The list of Isis’s crimes that have offended Maqdisi and Abu Qatada is long. They include creating division within the wider jihadi movement, publicly snubbing Zawahiri and establishing a caliphate to which Isis demands every other jihadi swear fealty or face death. For more than a year both say they have worked behind the scenes, negotiating with Isis – including with Baghdadi himself – to bring the group back into the al-Qaida fold, to no avail. “Isis don’t respect anyone. They are ruining the wider jihadi movement and are against the whole ummah [Muslim nation],” Abu Qatada said. Isis has been sufficiently worried by the increasingly vehement criticism from Maqdisi and Abu Qatada to embark on a social media campaign against them – said to have been sanctioned by Abu Muhammad al-Adnani, Isis’s chief propagandist. Isis social media accounts berate the two al-Qaida clerics as “stooges” of the west, part of a growing conspiracy against the caliphate. The sixth issue of Isis’s English-language magazine, Dabiq, featured a full-page picture of Maqdisi and Abu Qatada, labelled as “misleading scholars” who should be avoided more than the devil himself. “Qatada and I have been critical of them,” Maqdisi said. “They hate that.”

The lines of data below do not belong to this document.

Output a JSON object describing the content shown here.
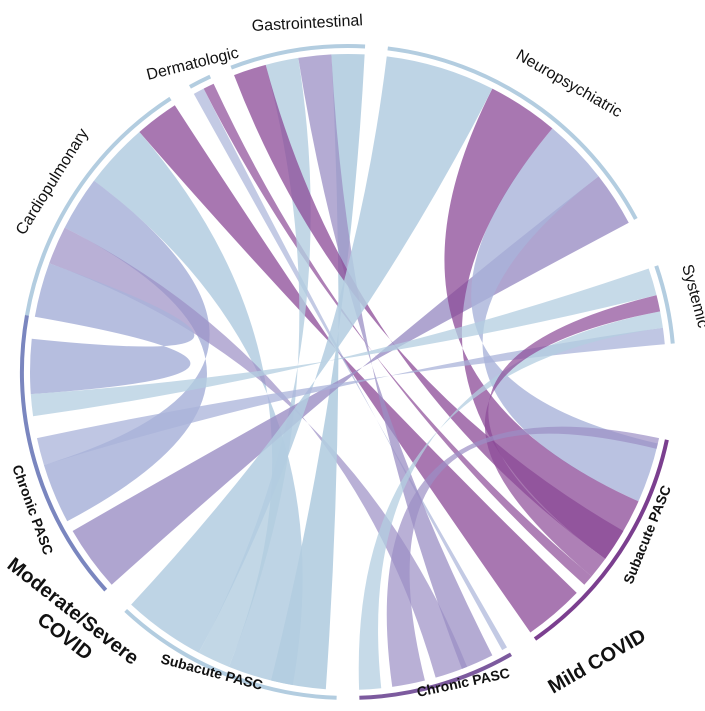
{
  "colors": {
    "light_blue": "#b3cde0",
    "medium_purple": "#9b8fc4",
    "deep_purple": "#8b4a97",
    "lavender": "#a9b3d9"
  },
  "segments": {
    "cardiopulmonary": "Cardiopulmonary",
    "dermatologic": "Dermatologic",
    "gastrointestinal": "Gastrointestinal",
    "neuropsychiatric": "Neuropsychiatric",
    "systemic": "Systemic",
    "subacute_pasc_right": "Subacute PASC",
    "chronic_pasc_bottom": "Chronic PASC",
    "subacute_pasc_left": "Subacute PASC",
    "chronic_pasc_left": "Chronic PASC"
  },
  "groups": {
    "mild": "Mild COVID",
    "moderate_severe_line1": "Moderate/Severe",
    "moderate_severe_line2": "COVID"
  }
}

This all may seem a little surreal to the reader. To the extent that ISIS and Al-Qaeda differ, it’s only in degrees, yet here are two leading Al-Qaeda thinkers vehemently criticizing ISIS for “cloak[ing] its savagery in ideological legitimacy” (whereas Al-Qaeda, I guess, cloaks its ideological legitimacy in savagery, or something). There also seems to be a little mythologizing going on here (not by the reporters, but by Abu Qatada and Maqdisi), in that they put so much of the responsibility for Al-Qaeda’s decline on ISIS. The degradation of Al-Qaeda Central’s status within the jihad movement is the product of a lot of developments, of which ISIS’s rise is only one and maybe not even the most important one. The Guardian piece suggests a much more obvious inflection point:
When Zawahiri took over after Bin Laden’s death in 2011, he found himself geographically isolated. While he was hiding out, according to numerous sources, in the mountains on the Afghanistan-Pakistan border, the centre of jihadi activity had moved thousands of miles away, to Syria and Iraq. As Pakistan’s army and American drones tightened their net around al-Qaida central, it became harder and harder for Zawahiri to maintain contact with his commanders in the field. “What is leadership,” Samara asked, “if your leader is in Afghanistan and your soldiers are in Iraq?”
Abu Bakr al-Baghdadi felt comfortable telling Zawahiri to go f himself in June 2013, when Zawahiri told him to stop meddling around in Syria and leave Jabhat al-Nusra alone, and at that point ISIS was still nominally under Al-Qaeda’s, and Zawahiri’s, control. For all of Zawahiri’s ideological and operational abilities, he’s no Osama bin Laden when it comes to inspiring followers, so some devolution of authority from the Af-Pak core group to the regional franchise networks was probably inevitable. The toll of losing their main safe haven in Afghanistan and never really finding a replacement also was probably bound to catch up to them. But it wouldn’t be good messaging for Abu Qatada and Maqdisi to admit that Zawahiri hasn’t been up to the job, so they blame ISIS instead (and to be fair, to the extent that these groups are competing for the same population of stunted, disaffected Muslim youth, right now ISIS is dominating that competition and strangling Al-Qaeda’s lifeblood).
I highly recommend reading the whole Guardian piece, plus their companion piece that examines whether the US has been too slow to recognize Al-Qaeda’s decline. There seems to be some real truth to that; by outward appearances, anyway, America was slow to catch on to the transformation of the jihad away from one stateless organization focused on carrying out terrorist attacks against Western targets and toward a loose collection of regional groups whose aims are more local and paramilitary than global and terrorist, at least for now. Again, though, I’m unconvinced that ISIS was the cause of that transformation, rather than the most successful example of it. Al-Qaeda’s situation is dire enough that it seems actually to have forced Abu Qatada and Maqdisi to reexamine the very nature of their jihad; for one thing it needs to be more selective about who it recruits, they argue, which may not even be possible at a time when ISIS is eating Al-Qaeda’s lunch so thoroughly on recruitment. They also suggest a more radical shift toward providing social services and even, in hindsight, question the logic behind the 9/11 attacks. It’s a fascinating interview.